Building cyber resilience: Recent airport attack underlines how unprepared many systems are
September 27, 2025
Amid reports a man has been arrested in connection with the recent cyberattack on Collins Aerospace systems, experts reveal why cyberattacks on critical aviation infrastructure are fast becoming the norm.
Man arrested in connection with Collins Aerospace cyberattack
The National Crime Agency (NCA) reported on Wednesday 24 September that a 40-year-old man had been arrested in West Sussex on suspicion of Computer Misuse Act Offences. The arrest was described “as part of an investigation into a cyber incident impacting Collins Aerospace.”
The attack targeted RTX Collins Aerospace’ MUSE system. The airport platform supports check-in, baggage processing and boarding operations. Heathrow, Brussels, Berlin Brandenburg and Dublin were widely reported as the airports most disrupted by the attack.
According to the EU’s cybersecurity agency, ransomware – which is used to disrupt systems while a ransom is demanded – was deployed in the attack, knocking systems offline and causing widespread travel disruptions.
“Although this arrest is a positive step, the investigation into this incident is in its early stages and remains ongoing,” said Paul Foster, head of the NCA’s national cyber crime unit.
Aviation increasingly under threat of a cyberattack
Commenting further on the incident, Charlotte Wilson, head of enterprise at Check Point Software said the arrest shows progress, however the disruption the attack caused is part of a much bigger picture.
“We are seeing a domino effect in aviation, with aircraft and passengers ending up in the wrong places as systems fail. Airlines are on a war footing, and cyberattacks on critical infrastructure are fast becoming the new norm.”
Wilson added that the goal with this sort of attack is disruption and financial gain. “The reality is these attacks are escalating and will not respect borders,” she said. “The only way to protect aviation is constant vigilance, layered defence and faster intelligence sharing between governments, airlines and technology providers.”
Anything less, she continued, “leaves passengers at risk and global travel exposed.”
Collins Aerospace responds to “cyber intrusion”
RTX, the parent company of Collins Aerospace said it is continuing to restore its onsite passenger processing software for airlines impacted by a cyber intrusion. The company also said it had deployed all available resources to restore electronic check-ins and baggage drop operations as soon as possible.
“This is a complex incident, but we are working through the most efficient path forward,” RTX said in a statement on 24 September.

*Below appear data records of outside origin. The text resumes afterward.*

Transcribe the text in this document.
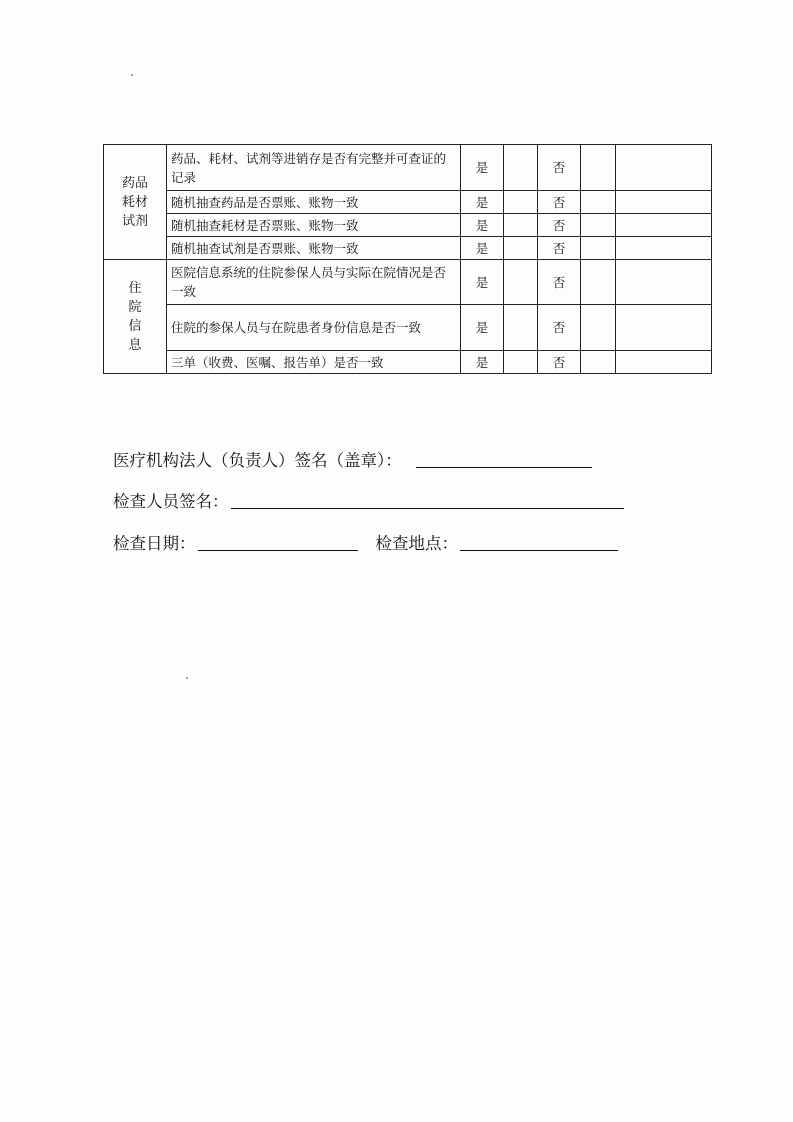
药品
耗材
试剂	药品、耗材、试剂等进销存是否有完整并可查证的记录	是		否		
	随机抽查药品是否票账、账物一致	是		否		
	随机抽查耗材是否票账、账物一致	是		否		
	随机抽查试剂是否票账、账物一致	是		否		

住
院
信
息	医院信息系统的住院参保人员与实际在院情况是否一致	是		否		
	住院的参保人员与在院患者身份信息是否一致	是		否		
	三单（收费、医嘱、报告单）是否一致	是		否		
医疗机构法人（负责人）签名（盖章）：
检查人员签名：
检查日期：	检查地点：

“Our efforts include proactive troubleshooting with airlines and testing with customer networks. As we complete security testing, we will scale deployment of a secure passenger processing system across the affected area.”
As of Thursday 25 September, Heathrow Airport said “the vast majority of flights are now operating as normal”. Brussels Airport also said there is now a “limited impact on airport operations.” However, Berlin Brandenburg said that despite flight operations resuming, “further disruptions are expected with check-in and boarding systems still largely manual.”

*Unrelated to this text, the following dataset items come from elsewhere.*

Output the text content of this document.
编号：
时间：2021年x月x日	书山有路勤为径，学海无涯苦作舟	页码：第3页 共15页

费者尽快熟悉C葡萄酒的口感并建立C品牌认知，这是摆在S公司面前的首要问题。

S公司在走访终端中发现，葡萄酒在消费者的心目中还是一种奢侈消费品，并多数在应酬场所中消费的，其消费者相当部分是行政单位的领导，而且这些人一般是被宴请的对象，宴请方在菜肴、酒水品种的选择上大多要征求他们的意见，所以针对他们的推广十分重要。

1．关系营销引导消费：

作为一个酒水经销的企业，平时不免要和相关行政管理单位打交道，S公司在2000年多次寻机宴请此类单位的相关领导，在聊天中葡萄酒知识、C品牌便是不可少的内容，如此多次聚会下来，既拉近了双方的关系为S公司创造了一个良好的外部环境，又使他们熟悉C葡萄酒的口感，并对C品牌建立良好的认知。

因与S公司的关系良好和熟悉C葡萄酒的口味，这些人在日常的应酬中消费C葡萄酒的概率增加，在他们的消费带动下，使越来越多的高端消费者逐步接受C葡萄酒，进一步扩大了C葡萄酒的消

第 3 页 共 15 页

According to aviation analytics firm, Cirium, over the three day period from 20-22 September, a total of 123 departure flights were cancelled across Heathrow, Berlin and Brussels, while 94 arriving flights were cancelled.
What can airports and airlines do to protect their systems?

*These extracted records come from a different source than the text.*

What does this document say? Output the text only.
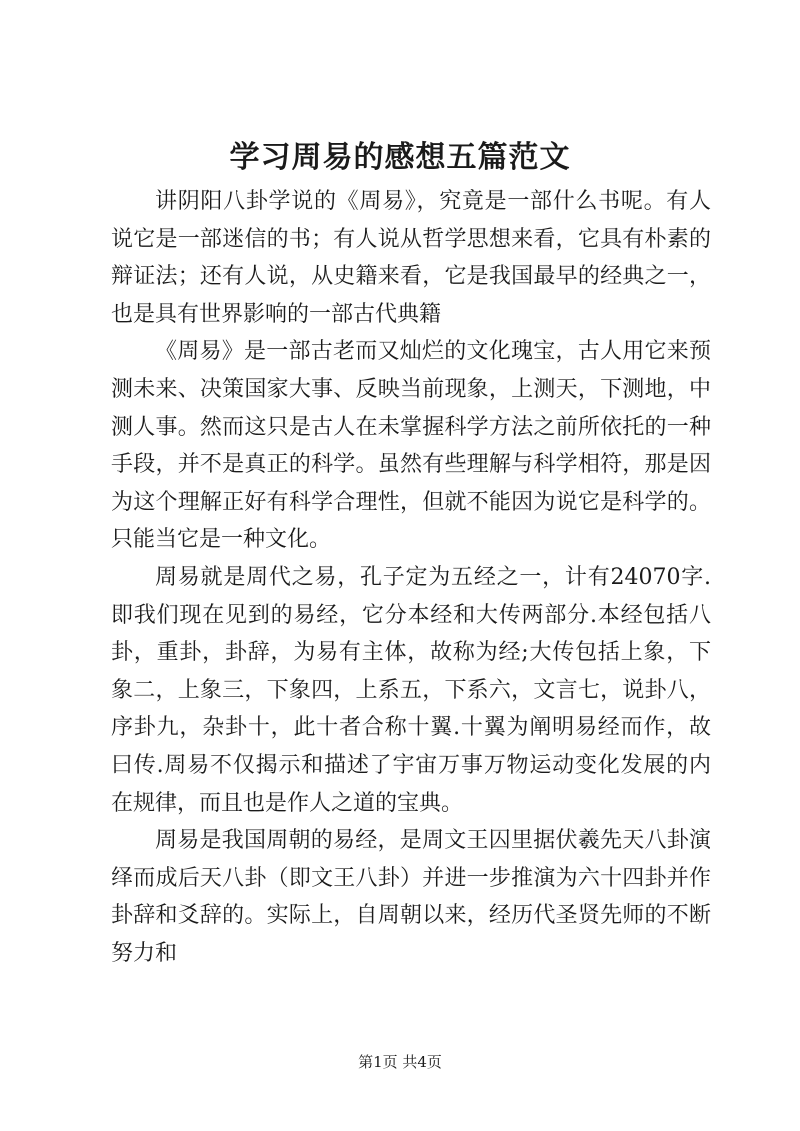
学习周易的感想五篇范文

讲阴阳八卦学说的《周易》，究竟是一部什么书呢。有人说它是一部迷信的书；有人说从哲学思想来看，它具有朴素的辩证法；还有人说，从史籍来看，它是我国最早的经典之一，也是具有世界影响的一部古代典籍

《周易》是一部古老而又灿烂的文化瑰宝，古人用它来预测未来、决策国家大事、反映当前现象，上测天，下测地，中测人事。然而这只是古人在未掌握科学方法之前所依托的一种手段，并不是真正的科学。虽然有些理解与科学相符，那是因为这个理解正好有科学合理性，但就不能因为说它是科学的。只能当它是一种文化。

周易就是周代之易，孔子定为五经之一，计有24070字.即我们现在见到的易经，它分本经和大传两部分.本经包括八卦，重卦，卦辞，为易有主体，故称为经;大传包括上象，下象二，上象三，下象四，上系五，下系六，文言七，说卦八，序卦九，杂卦十，此十者合称十翼.十翼为阐明易经而作，故曰传.周易不仅揭示和描述了宇宙万事万物运动变化发展的内在规律，而且也是作人之道的宝典。

周易是我国周朝的易经，是周文王囚里据伏羲先天八卦演绎而成后天八卦（即文王八卦）并进一步推演为六十四卦并作卦辞和爻辞的。实际上，自周朝以来，经历代圣贤先师的不断努力和

第1页 共4页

Mantas Sabeckis, a white hat hacker and infosec researcher, said the recent cyberattack should awaken every business relying on digital systems and the third-party vendors behind them.
Crucially, the attack shows how unprepared many important systems are for these kind of threats and how the vulnerabilityof supply chains can put businesses in trouble, said Sabeckis.“This also shows how the vulnerability of supply chains can put businesses in trouble,” said Sabeckis.
“Collins Aerospace isn’t an airport or airline but a software vendor, a third-party provider whose systems connect together vast and complex air travel operations,” he said.
The lesson here, he added is: “Making your own computer and firewalls stronger isn’t enough. Real protection means keeping a close eye on every part of your supply chain. Are vendors’ security practices robust? Do contracts demand transparent vulnerability disclosure? Is patch management swift and audited? Those questions are foundational.
“Then, there’s the often-overlooked fallback mode: manual operations. This hack blew up the digital convenience airports pride themselves on: automated check-ins, seamless boarding. The reversion to handwritten boarding passes and paper manifests was crude but necessary.”
Sabeckis concluded that this latest incident shows that being ready for cyberattacks isnt’ just about building stronger defences. “It means taking care of the entire system – making sure every part, including suppliers is secure, planning for the worst and having backup plans that keep important services running no matter what.”